Hole in the wall

In September, it was reported that the Chinese authorities had arrested two people suspected of causing irreversible damage to the Great Wall.  The two are said to have used an excavator to knock a large hole through the wall, allowing motor vehicles to pass more quickly to and from a nearby construction site in Shanxi province, where they were both employed.  The Great Wall – actually, a composite of many smaller walls, built over many years and then connected – was started almost three thousand years ago, to protect the northern border of the Chinese empire, and is over 21 thousand kilometres in length.  It is designated a UNESCO heritage site and is today a major tourist attraction.  In other words, what was started as a project to keep people out of China has transformed into a project to bring them to China (at least, temporarily).  The hole in the Great Wall will be expensive to repair and the two workers, who have been charged with damaging a cultural relic rather than a military border post, will no doubt be punished for their crime. 

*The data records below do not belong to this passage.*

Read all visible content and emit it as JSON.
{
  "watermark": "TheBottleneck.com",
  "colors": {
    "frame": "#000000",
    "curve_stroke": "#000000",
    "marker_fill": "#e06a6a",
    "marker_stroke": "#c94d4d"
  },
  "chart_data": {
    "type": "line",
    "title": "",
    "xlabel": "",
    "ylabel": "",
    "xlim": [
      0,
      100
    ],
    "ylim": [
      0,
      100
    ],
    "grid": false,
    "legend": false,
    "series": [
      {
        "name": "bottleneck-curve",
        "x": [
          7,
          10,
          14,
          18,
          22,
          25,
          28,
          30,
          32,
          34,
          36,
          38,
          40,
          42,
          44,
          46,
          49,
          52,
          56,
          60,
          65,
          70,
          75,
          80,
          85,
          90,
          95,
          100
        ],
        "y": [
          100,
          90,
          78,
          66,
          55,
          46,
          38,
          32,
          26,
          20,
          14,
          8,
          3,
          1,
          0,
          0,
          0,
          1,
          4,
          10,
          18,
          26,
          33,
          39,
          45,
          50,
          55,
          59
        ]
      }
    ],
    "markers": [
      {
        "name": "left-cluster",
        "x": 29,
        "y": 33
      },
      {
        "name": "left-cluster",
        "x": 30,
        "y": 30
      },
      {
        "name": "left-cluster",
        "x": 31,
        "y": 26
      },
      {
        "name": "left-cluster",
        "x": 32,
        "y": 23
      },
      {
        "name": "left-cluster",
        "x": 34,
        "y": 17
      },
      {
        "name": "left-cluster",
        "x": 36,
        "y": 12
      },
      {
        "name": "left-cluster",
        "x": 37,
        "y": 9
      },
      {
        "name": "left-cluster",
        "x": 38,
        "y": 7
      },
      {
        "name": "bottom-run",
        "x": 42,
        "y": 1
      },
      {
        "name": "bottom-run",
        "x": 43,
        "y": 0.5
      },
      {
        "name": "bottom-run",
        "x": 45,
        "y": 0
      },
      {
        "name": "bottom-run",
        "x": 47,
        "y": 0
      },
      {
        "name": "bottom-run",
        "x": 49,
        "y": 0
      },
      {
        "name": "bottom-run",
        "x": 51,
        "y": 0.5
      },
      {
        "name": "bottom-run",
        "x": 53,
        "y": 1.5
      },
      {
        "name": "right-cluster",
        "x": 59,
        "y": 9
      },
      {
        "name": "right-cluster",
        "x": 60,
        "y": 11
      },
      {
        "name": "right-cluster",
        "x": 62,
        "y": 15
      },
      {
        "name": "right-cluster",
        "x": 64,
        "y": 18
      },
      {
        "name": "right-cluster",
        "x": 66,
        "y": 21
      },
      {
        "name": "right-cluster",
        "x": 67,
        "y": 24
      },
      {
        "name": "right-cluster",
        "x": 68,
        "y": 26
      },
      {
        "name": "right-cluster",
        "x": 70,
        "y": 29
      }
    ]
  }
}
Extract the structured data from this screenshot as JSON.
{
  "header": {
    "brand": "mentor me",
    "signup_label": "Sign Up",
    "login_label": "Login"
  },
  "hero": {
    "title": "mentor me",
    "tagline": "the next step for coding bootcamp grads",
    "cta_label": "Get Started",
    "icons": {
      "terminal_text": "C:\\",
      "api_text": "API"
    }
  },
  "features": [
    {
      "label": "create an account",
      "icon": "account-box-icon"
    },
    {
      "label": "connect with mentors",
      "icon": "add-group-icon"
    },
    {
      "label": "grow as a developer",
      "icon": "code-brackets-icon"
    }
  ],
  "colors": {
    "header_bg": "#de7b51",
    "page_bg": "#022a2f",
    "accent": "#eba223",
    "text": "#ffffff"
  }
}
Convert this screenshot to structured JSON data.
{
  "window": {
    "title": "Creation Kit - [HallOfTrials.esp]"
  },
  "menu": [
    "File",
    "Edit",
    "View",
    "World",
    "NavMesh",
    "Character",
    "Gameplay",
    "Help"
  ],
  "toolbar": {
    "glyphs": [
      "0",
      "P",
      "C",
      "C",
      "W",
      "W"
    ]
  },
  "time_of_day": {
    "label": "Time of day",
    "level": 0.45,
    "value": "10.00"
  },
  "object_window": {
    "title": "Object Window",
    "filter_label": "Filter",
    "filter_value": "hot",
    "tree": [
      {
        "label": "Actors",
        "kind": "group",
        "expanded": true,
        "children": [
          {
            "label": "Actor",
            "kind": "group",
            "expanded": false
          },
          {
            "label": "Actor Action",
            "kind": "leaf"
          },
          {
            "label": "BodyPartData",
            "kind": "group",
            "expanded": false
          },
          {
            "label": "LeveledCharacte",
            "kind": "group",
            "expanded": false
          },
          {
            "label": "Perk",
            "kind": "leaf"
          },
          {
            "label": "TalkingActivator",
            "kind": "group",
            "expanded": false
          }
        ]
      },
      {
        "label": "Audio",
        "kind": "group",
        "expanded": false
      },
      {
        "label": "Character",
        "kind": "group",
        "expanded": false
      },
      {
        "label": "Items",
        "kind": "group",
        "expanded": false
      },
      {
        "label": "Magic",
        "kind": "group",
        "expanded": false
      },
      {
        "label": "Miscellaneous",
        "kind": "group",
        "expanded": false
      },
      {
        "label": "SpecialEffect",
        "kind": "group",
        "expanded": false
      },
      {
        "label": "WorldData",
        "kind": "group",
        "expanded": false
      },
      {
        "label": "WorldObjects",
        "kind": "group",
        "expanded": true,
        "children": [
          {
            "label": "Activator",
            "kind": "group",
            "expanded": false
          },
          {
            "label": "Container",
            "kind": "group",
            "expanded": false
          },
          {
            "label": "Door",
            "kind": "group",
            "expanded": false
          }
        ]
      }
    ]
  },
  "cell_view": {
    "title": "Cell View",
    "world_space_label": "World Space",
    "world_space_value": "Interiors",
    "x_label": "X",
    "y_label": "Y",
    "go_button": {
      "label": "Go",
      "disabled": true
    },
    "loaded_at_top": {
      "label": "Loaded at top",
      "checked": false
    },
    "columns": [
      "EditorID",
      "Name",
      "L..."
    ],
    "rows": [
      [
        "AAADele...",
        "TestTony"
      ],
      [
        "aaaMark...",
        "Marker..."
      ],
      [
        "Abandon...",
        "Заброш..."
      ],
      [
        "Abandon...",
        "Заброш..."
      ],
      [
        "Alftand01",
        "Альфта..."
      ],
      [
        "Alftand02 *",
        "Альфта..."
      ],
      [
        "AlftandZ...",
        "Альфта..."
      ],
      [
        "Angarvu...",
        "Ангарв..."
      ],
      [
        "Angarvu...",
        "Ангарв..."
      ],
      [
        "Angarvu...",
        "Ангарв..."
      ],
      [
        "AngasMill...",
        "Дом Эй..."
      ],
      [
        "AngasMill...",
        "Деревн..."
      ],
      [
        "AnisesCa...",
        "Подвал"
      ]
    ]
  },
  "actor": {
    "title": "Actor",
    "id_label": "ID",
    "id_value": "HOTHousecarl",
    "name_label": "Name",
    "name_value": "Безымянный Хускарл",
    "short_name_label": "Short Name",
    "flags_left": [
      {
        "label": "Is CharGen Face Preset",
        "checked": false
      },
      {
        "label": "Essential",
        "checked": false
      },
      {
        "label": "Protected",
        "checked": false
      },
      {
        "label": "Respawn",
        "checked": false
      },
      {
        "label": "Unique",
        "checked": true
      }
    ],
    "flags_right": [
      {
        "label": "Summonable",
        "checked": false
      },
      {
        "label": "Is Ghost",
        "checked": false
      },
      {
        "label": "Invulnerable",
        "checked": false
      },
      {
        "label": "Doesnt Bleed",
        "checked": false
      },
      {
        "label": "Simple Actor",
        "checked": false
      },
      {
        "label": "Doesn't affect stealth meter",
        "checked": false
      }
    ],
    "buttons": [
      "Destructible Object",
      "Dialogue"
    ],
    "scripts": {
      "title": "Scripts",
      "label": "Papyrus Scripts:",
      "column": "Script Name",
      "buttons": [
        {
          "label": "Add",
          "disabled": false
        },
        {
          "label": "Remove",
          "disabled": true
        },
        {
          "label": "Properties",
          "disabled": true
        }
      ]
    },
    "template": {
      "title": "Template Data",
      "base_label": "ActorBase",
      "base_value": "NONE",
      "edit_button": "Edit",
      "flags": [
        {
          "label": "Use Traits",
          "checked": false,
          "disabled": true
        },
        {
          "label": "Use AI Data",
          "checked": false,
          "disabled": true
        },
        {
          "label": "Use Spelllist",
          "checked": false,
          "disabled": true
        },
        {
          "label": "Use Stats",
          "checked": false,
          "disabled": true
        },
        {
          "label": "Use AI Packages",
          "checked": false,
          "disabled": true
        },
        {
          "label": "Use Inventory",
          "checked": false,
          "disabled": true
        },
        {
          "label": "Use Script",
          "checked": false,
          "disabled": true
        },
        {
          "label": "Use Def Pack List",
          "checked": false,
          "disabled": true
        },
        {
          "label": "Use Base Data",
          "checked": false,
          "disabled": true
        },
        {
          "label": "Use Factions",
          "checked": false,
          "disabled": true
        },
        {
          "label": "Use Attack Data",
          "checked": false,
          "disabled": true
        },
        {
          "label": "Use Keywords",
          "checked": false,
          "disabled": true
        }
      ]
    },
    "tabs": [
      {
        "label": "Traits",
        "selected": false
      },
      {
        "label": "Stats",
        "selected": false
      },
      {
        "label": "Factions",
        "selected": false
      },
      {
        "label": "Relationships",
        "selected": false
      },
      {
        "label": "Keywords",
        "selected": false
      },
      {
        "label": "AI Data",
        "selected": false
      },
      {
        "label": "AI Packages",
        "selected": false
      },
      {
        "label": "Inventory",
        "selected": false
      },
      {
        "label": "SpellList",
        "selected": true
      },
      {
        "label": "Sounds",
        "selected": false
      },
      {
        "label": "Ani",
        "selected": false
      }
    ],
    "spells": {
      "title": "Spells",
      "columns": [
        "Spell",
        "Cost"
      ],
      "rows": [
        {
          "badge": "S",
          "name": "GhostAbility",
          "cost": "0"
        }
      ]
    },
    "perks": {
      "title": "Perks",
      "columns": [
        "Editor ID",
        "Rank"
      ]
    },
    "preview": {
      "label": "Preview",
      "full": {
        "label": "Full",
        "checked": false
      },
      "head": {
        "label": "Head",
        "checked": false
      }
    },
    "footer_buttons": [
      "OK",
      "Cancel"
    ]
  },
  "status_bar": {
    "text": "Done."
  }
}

The same month that workers were creating a short-cut through the Great Wall, some unknown person(s) used a chainsaw to cut down a two-hundred-year-old sycamore tree, that stood at an iconic point along Hadrian’s Wall, in the north of England.  (This site had become famous as a location from a film version of the story of Robin Hood, made in 1991, although why Robin would travel to Northumbria on his way from the English Channel to Nottinghamshire remains a mystery.)  Hadrian’s Wall was built slightly less than two thousand years ago, to protect the northern border of the Roman empire and is merely 120 kilometres in length.  Nonetheless, it is also a UNESCO heritage site and a modest tourist attraction.  Many local people were outraged by the felling of the tree – which appears to have caused some minor damage to a section of the wall – for which there seems to have been no reason other than a perverse desire to vandalise an object of natural beauty.  Arrests have been made but no-one has yet been charged with a crime associated with the tree felling.